Unfortunately, America's professoriate is in a weakened state, and is ill prepared to fight back--notwithstanding the false stereotypes Horowitz promulgates in doing battle. For instance, during an exchange, Horowitz labeled Graham Larkin, an art professor at Stanford University, a "reactionary" defending "an entrenched class of privileged academics with lifetime tenure." When Horowitz spoke at the University of Colorado, a newspaper reported his characterization of professors as "a privileged elite that work between six to nine hours a week, eight months a year for an annual salary of about $150,000." Obviously, Horowitz should visit a few more universities--especially the growing number of for-profit and on-line institutions, community colleges and state schools in urban settings. Here most of the teaching is off the tenure track, performed by underpaid adjuncts with as much job security as employees at McDonald's. As future state cuts are made by the very same GOP legislatures considering passage of academic bills of rights, this trend only promises to become worse.
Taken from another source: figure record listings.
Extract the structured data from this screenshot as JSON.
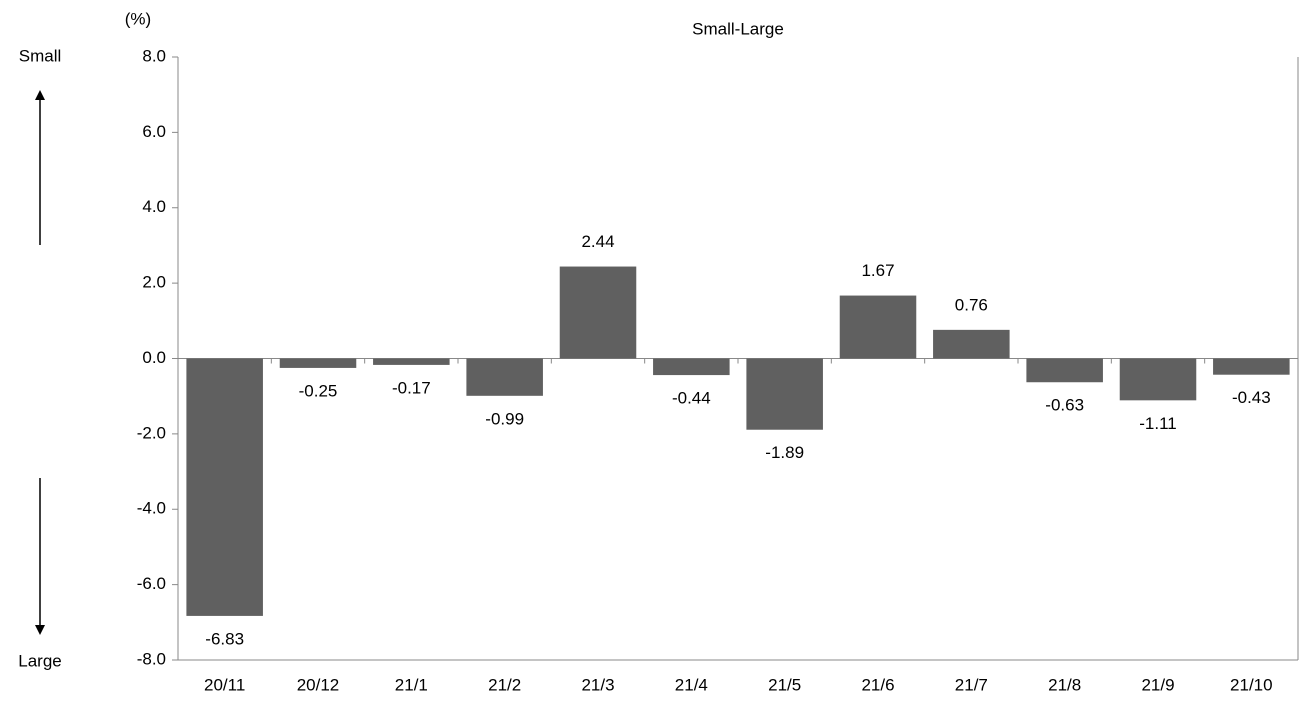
{
  "chart_data": {
    "type": "bar",
    "title": "Small-Large",
    "y_label": "(%)",
    "annotations": [
      "Small",
      "Large"
    ],
    "categories": [
      "20/11",
      "20/12",
      "21/1",
      "21/2",
      "21/3",
      "21/4",
      "21/5",
      "21/6",
      "21/7",
      "21/8",
      "21/9",
      "21/10"
    ],
    "values": [
      -6.83,
      -0.25,
      -0.17,
      -0.99,
      2.44,
      -0.44,
      -1.89,
      1.67,
      0.76,
      -0.63,
      -1.11,
      -0.43
    ],
    "color": "#606060",
    "ylim": [
      -8,
      8
    ],
    "yticks": [
      {
        "value": -8,
        "label": "-8.0"
      },
      {
        "value": -6,
        "label": "-6.0"
      },
      {
        "value": -4,
        "label": "-4.0"
      },
      {
        "value": -2,
        "label": "-2.0"
      },
      {
        "value": 0,
        "label": "0.0"
      },
      {
        "value": 2,
        "label": "2.0"
      },
      {
        "value": 4,
        "label": "4.0"
      },
      {
        "value": 6,
        "label": "6.0"
      },
      {
        "value": 8,
        "label": "8.0"
      }
    ],
    "grid": false
  }
}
The battle against the academic bill of rights--and the even more important struggle to insure more funding for education in the future--will be an uphill one. The right is hungry for war; it might not have "lengthy arguments," but it has a well-honed arsenal of ideas and infrastructure ready for action. It has zeal and couldn't care less about the fragility of higher-education institutions it attacks. That's why it's important for liberals to wage a counterbattle. If they don't, we might find politicians visiting college classrooms, sniffing out card-carrying communists, euphemistic or otherwise. Nothing could be worse for higher education or democracy.